My next visitor for the blogger book fair presents a novel that has managed to achieve the impossible, and that is pique my brother Robin’s interest. As such a thing is usually reserved for Tolkien, Lewis, or any of the Sherlock Holmes stories, then I immediately know I should avail myself of reading it.
Fortunately, Robin Lythgoe has not chosen to hang us too far in suspense, as today’s feature bears not merely the description of her book, As the Crow Flies, but an excerpt from it. It pleases me greatly to be able to share it with you. (And pleases my brother as well, from one Robin to another. To take pity on you all, I shall spare you comments about birds of a feather.)
By now, you of course know to read to the end for the giveaway.
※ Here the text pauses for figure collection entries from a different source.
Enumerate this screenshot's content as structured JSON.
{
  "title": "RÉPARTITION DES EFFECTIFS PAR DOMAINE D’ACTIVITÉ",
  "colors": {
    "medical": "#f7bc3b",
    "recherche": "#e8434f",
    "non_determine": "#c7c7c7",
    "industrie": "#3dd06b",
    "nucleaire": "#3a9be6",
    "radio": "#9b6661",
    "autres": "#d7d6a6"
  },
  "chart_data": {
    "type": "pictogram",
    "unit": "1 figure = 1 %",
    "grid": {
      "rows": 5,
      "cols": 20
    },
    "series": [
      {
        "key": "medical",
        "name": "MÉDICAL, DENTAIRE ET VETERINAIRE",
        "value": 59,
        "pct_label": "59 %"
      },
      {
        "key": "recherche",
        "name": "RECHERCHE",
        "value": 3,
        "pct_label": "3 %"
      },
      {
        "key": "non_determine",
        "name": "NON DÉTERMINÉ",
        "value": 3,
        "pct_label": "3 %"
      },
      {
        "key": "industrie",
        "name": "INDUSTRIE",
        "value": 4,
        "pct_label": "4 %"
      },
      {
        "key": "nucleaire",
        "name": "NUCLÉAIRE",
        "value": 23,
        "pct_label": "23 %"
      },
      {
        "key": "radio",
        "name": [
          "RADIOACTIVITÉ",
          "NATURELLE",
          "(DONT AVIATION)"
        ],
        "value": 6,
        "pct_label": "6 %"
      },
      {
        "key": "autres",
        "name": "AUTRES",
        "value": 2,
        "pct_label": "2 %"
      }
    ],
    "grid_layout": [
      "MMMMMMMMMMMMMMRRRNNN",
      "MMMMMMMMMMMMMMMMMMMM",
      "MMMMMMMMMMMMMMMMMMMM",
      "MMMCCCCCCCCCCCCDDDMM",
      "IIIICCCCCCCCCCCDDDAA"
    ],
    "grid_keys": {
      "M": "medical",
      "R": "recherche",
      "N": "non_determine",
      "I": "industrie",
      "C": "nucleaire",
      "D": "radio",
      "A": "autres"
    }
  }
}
But I shall remind you just the same. *Winks*
As the Crow Flies
Genre: Fantasy | Adult
For a thief, getting caught is never a good thing. Getting caught by a wizard is even worse.
‘One more job’ meant that Crow, a notorious thief, could retire with Tarsha, the woman of his dreams, but ‘one more job’ may just mean his life.
When he sets out to abscond with that last brilliant treasure and seek a life of ease and pleasure with the jewel of his heart, Crow seriously underestimates his mark, the Baron Duzayan. Under threat of death by poison, Crow is coerced into stealing an improbable, mythical prize. To satisfy the wizard’s greed and save the life of his lady love, he must join forces with Tanris, the one man he has spent his entire career avoiding.
But what’s a man to do when stealing that fabled prize could level an empire and seal his fate?
From a dungeon black as night, to the top of a mountain peak shrouded in legend, a man’s got to do what he must.
Until, of course, he can think of a better plan…
As the Crow Flies Excerpt
I had scarcely stepped out into the street with my handsome new acquisition when I was abruptly and rudely accosted. Two hulking pieces of manhood caught me by either arm, and I nearly lost both my hat and the burlap sack of supplies I carried. Lifting me right off my feet didn’t trouble either of them, and while they whisked me off down the street, I took a moment to recover my breath, my composure—more or less—and to study their identities. “Do I know the two of you?” I inquired politely while they plowed through puddles I would have chosen to go around. The first splash caught me rather by surprise, but I had the forethought to lift my feet for the second. No sense getting wetter when there was an alternative.
“Raza wants to have a chat with you,” the bruiser on my right informed me.
“Jolly for him. Would you be so good as to put me down? I think I remember how to walk.”
“You’re too kind. Really.” I looked from one to the other, but they showed no sign of responding to gentle persuasion and we were making good speed down the street in a direction I had no desire to go. So I held on tight to my belongings and stuck my foot between the legs of the less chatty fellow on the left. He went down in a heap, and I went with him, rolling half onto him. The other man swore and scrambled, trying not to fall, too. I helped him out as best I could by swinging my sack at his head. There were a pair of grappling hooks in there, a climbing rope, metal cleats, and other sorts of paraphernalia a thief might find handy on the job. It knocked him backside over teakettle, which was rather satisfying and alarming at the same time.
Both my delight and my worry at the damage a hook might have caused were arrested by an arm around my throat.
About the Author
Robin Lythgoe was born in Maryland, but spent several years in Oregon and did a short stint in upstate New York before moving to Utah. She married an artist, and together they have four wonderful children. Reading and writing have always been a part of her life, and she is particularly drawn to fantasy. When she was growing up her mother often led expeditions to the library, from which the entire party invariably returned laden with a stack of books guaranteed to make the arms longer. Robin read everything voraciously, and when she finished her stack, she’d start on her mother’s… and then her sisters’. Today she writes tales about wizards and magic, fantastical places and extraordinary journeys.
Her novel, “As the Crow Flies,” was selected as a Kindle Book Review, 2014 Kindle Book Awards Semifinalist.